The 22-year-old currently plies her professional trade with the Italian-based women’s road cycling team Valcar Travel & Service and expressed a myriad of feelings regarding her presence there during this pandemic.
On Wednesday, the number of people dying from coronavirus in Italy had risen by 475 in one day to nearly 3,000 – the biggest increase since the outbreak. Italy is the globe's worst affected country after China and many restrictions have been imposed on its citizens in an attempt to quell the spread.
Campbell has been in Europe since December 2019 and shared her emotional experience from her Italian location on Wednesday.
“When I go outside, it’s like a zombie apocalypse. Everyone with face masks and gloves. You see the fear amongst the people. I am not comfortable and get anxiety from time to time. It’s not normal to constantly hear the ambulance up and down the roads. There are lines to go inside the supermarket as they only allow a certain amount of people at a time, the same goes for the pharmacy.”
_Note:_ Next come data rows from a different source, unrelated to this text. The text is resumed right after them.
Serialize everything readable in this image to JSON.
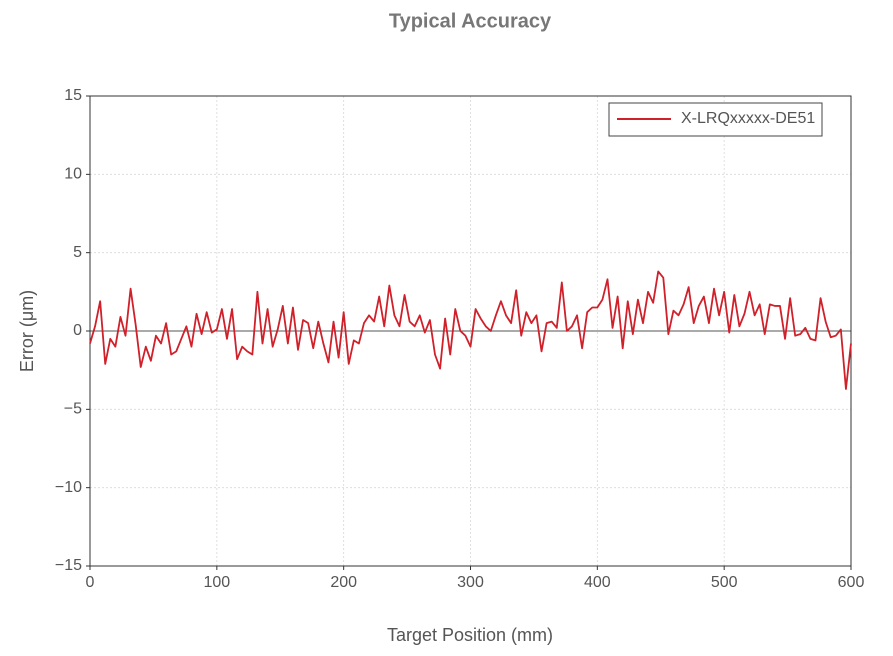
{
  "chart_data": {
    "type": "line",
    "title": "Typical Accuracy",
    "x_label": "Target Position (mm)",
    "y_label": "Error (μm)",
    "x": [
      0,
      4,
      8,
      12,
      16,
      20,
      24,
      28,
      32,
      36,
      40,
      44,
      48,
      52,
      56,
      60,
      64,
      68,
      72,
      76,
      80,
      84,
      88,
      92,
      96,
      100,
      104,
      108,
      112,
      116,
      120,
      124,
      128,
      132,
      136,
      140,
      144,
      148,
      152,
      156,
      160,
      164,
      168,
      172,
      176,
      180,
      184,
      188,
      192,
      196,
      200,
      204,
      208,
      212,
      216,
      220,
      224,
      228,
      232,
      236,
      240,
      244,
      248,
      252,
      256,
      260,
      264,
      268,
      272,
      276,
      280,
      284,
      288,
      292,
      296,
      300,
      304,
      308,
      312,
      316,
      320,
      324,
      328,
      332,
      336,
      340,
      344,
      348,
      352,
      356,
      360,
      364,
      368,
      372,
      376,
      380,
      384,
      388,
      392,
      396,
      400,
      404,
      408,
      412,
      416,
      420,
      424,
      428,
      432,
      436,
      440,
      444,
      448,
      452,
      456,
      460,
      464,
      468,
      472,
      476,
      480,
      484,
      488,
      492,
      496,
      500,
      504,
      508,
      512,
      516,
      520,
      524,
      528,
      532,
      536,
      540,
      544,
      548,
      552,
      556,
      560,
      564,
      568,
      572,
      576,
      580,
      584,
      588,
      592,
      596,
      600
    ],
    "series": [
      {
        "name": "X-LRQxxxxx-DE51",
        "color": "#d0202a",
        "values": [
          -0.8,
          0.3,
          1.9,
          -2.1,
          -0.5,
          -1.0,
          0.9,
          -0.3,
          2.7,
          0.4,
          -2.3,
          -1.0,
          -1.9,
          -0.3,
          -0.8,
          0.5,
          -1.5,
          -1.3,
          -0.5,
          0.3,
          -1.0,
          1.1,
          -0.2,
          1.2,
          -0.1,
          0.1,
          1.4,
          -0.5,
          1.4,
          -1.8,
          -1.0,
          -1.3,
          -1.5,
          2.5,
          -0.8,
          1.4,
          -1.0,
          0.1,
          1.6,
          -0.8,
          1.5,
          -1.2,
          0.7,
          0.5,
          -1.1,
          0.6,
          -0.8,
          -2.0,
          0.6,
          -1.7,
          1.2,
          -2.1,
          -0.6,
          -0.8,
          0.5,
          1.0,
          0.6,
          2.2,
          0.3,
          2.9,
          1.0,
          0.3,
          2.3,
          0.6,
          0.3,
          1.0,
          -0.1,
          0.7,
          -1.5,
          -2.4,
          0.8,
          -1.5,
          1.4,
          0.0,
          -0.3,
          -1.0,
          1.4,
          0.8,
          0.3,
          0.0,
          1.0,
          1.9,
          1.0,
          0.5,
          2.6,
          -0.3,
          1.2,
          0.5,
          1.0,
          -1.3,
          0.5,
          0.6,
          0.2,
          3.1,
          0.0,
          0.3,
          1.0,
          -1.1,
          1.2,
          1.5,
          1.5,
          2.0,
          3.3,
          0.2,
          2.2,
          -1.1,
          1.9,
          -0.2,
          2.0,
          0.5,
          2.5,
          1.8,
          3.8,
          3.4,
          -0.2,
          1.3,
          1.0,
          1.7,
          2.8,
          0.5,
          1.6,
          2.2,
          0.5,
          2.7,
          1.0,
          2.5,
          -0.1,
          2.3,
          0.3,
          1.1,
          2.5,
          1.0,
          1.7,
          -0.2,
          1.7,
          1.6,
          1.6,
          -0.5,
          2.1,
          -0.3,
          -0.2,
          0.2,
          -0.5,
          -0.6,
          2.1,
          0.6,
          -0.4,
          -0.3,
          0.1,
          -3.7,
          -0.8
        ]
      }
    ],
    "xlim": [
      0,
      600
    ],
    "xticks": [
      0,
      100,
      200,
      300,
      400,
      500,
      600
    ],
    "ylim": [
      -15,
      15
    ],
    "yticks": [
      {
        "value": -15,
        "label": "−15"
      },
      {
        "value": -10,
        "label": "−10"
      },
      {
        "value": -5,
        "label": "−5"
      },
      0,
      5,
      10,
      15
    ],
    "hline": 0,
    "grid": true,
    "legend": "upper right"
  }
}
The Perfection Services Limited representative is however, still allowed to train outdoors, once she wears her customary athletic protective gear and a mask. The team limits its outdoor activity but cyclists must train with a partner if necessary. They also train indoors.
Valcar Travel & Service also provided its members with the required documents to prove they are pro cyclists just in case riders are stopped by the police. This is due to an increase in the presence of protective services as an additional precautionary measure.
“When I go outdoors to train, I am always with another teammate who lives nearby. The coach insists I must always train with her and two other guys. It is safer this way. The roads are quieter but we still meet ignorant drivers who apparently are unaware that we are still allowed to train on the roads,” she added.
When asked if she fared better in TT, Campbell denounced the idea and declared airports as one of the main contributors of coronavirus. She was even allowed an opportunity to travel home by her club before the airports closed off recently, but refused. The Vuelta CV Féminas (Spain) third-place finisher remains optimistic amidst the global pandemic.
“I do not want to come home but even if I wanted to, I think it just increases my chances of attaining the virus as it’s a long transfer. The virus is everywhere and affecting everyone. Several things go through my mind on a daily basis but I try to live in the moment and not stress over things I cannot control. It allows me to cope better under the circumstances,” she continued.
Campbell believes she needs to remain strong in this time of crisis since she is thousands of miles away from her closest family member. According to the double Pan American gold medallist, all races have been suspended for the next couple weeks and will resume when the situation normalises.
“This situation showed me how much I have matured as an individual. I often found myself calming down those panicking around me including one of my former team-mates from the World Cycling Center. She is in Spain. She couldn’t believe how I still had a smile on my face and was not nervous and panicking like her. However, ‘knock on wood’, if I so happen to crack, I have a psychologist on standby,” Campbell concluded.